Col cuore che gli batteva forte lo aprì… e la delusione fu così inattesa e sorprendente da paralizzarlo. Un'imprecazione stupefatta, quasi una mezza risata, gli scaturì dalle labbra.

Paste. Una dozzina di lisette: piccoli bignè coperti di zucchero e ripieni di frutta candita, tradizionalmente fatti per la festa di mezza estate. Dolciumi vecchi di un mese e mezzo. Che razza di motivo per morire…

L'immaginazione di Miles, alimentata dalla conoscenza dei dormitori militari, costruì quasi automaticamente il resto della cosa. Il soldato aveva ricevuto il pacco da una madre/fidanzata/sorella di buon cuore, e s'era preoccupato di proteggerlo dalla rapacità dei suoi commilitoni, che l'avrebbero fatto fuori in dieci secondi. Forse, attanagliato dalla nostalgia di casa, aveva voluto razionare quei bocconcini in una sorta di rituale masochistico, fatto di dolore e di piacere ad ogni morso. O forse voleva soltanto salvarli per qualche occasione speciale.

Poi erano venuti quei due giorni di pioggia intensa, e lui aveva cominciato a temere per l'integrità del suo piccolo tesoro. Era uscito a salvarlo, nel buio aveva sbagliato conduttura e s'era addentrato con disperata determinazione nella seconda mentre il livello dell'acqua saliva, senza accorgersi del suo errore finché non era stato troppo tardi…

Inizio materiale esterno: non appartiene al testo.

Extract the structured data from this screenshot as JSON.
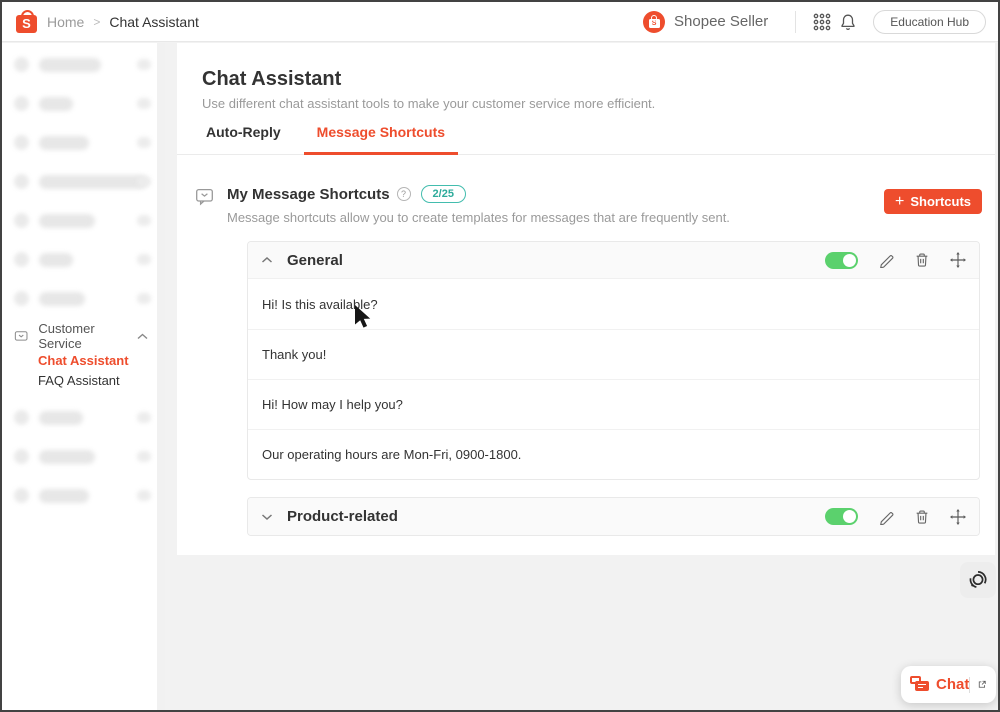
{
  "topbar": {
    "breadcrumb": {
      "home": "Home",
      "separator": ">",
      "current": "Chat Assistant"
    },
    "account_name": "Shopee Seller",
    "education_hub_label": "Education Hub",
    "logo_letter": "S"
  },
  "sidebar": {
    "customer_service_label": "Customer Service",
    "items": [
      {
        "label": "Chat Assistant",
        "active": true
      },
      {
        "label": "FAQ Assistant",
        "active": false
      }
    ]
  },
  "main": {
    "page_title": "Chat Assistant",
    "page_subtitle": "Use different chat assistant tools to make your customer service more efficient.",
    "tabs": [
      {
        "label": "Auto-Reply",
        "active": false
      },
      {
        "label": "Message Shortcuts",
        "active": true
      }
    ],
    "shortcuts": {
      "title": "My Message Shortcuts",
      "help_glyph": "?",
      "count_badge": "2/25",
      "description": "Message shortcuts allow you to create templates for messages that are frequently sent.",
      "add_button_label": "Shortcuts",
      "add_button_plus": "+"
    },
    "groups": [
      {
        "name": "General",
        "expanded": true,
        "enabled": true,
        "messages": [
          "Hi! Is this available?",
          "Thank you!",
          "Hi! How may I help you?",
          "Our operating hours are Mon-Fri, 0900-1800."
        ]
      },
      {
        "name": "Product-related",
        "expanded": false,
        "enabled": true,
        "messages": []
      }
    ]
  },
  "floating": {
    "chat_button_label": "Chat"
  },
  "colors": {
    "accent": "#ee4d2d",
    "toggle_on": "#5bd16d",
    "count_badge": "#2eab9b"
  }
}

Molto triste. Ma tormentarsi con immagini così penose e tragiche ormai non serviva a nulla. Miles incartò di nuovo le lisette e si avviò verso l'infermeria col pacco sottobraccio.

Il commento del medico-chirurgo, quando lui gli ebbe spiegato quel ritrovamento, fu: — Uh-hu. Morte per stupidità, infatti. — Con aria assente prese una lisette e la annusò.

La settimana di condanna ai servizi di manutenzione terminò il giorno successivo, senza che Miles trovasse nelle fognature nulla di più emozionante del cadavere. La lavanderia gli restituì la tuta da ginnastica tornata a nuovo, e quella sera andò a correre sul lato opposto della base. Il mattino dopo tornò dalle ferie il caporale assegnato ad Ahn. Miles venne a sapere che il giovanotto lavorava all'ufficio meteorologico già da due anni, e possedeva la maggior parte delle informazioni che lui aveva sudato due settimane per annotarsi o imparare a mente. Non aveva il naso di Ahn, però.

Il luogotenente Ahn lasciò Campo Cessofreddo da sobrio, dopo una lunga attesa della navetta da carico, come al solito in ritardo. Miles, che l'aveva accompagnato all'aeroporto, scoprì che vederlo partire non lo rallegrava affatto. Ma Ahn aveva un'aria serena, e quando si fermarono alla scaletta gli brillavano gli occhi.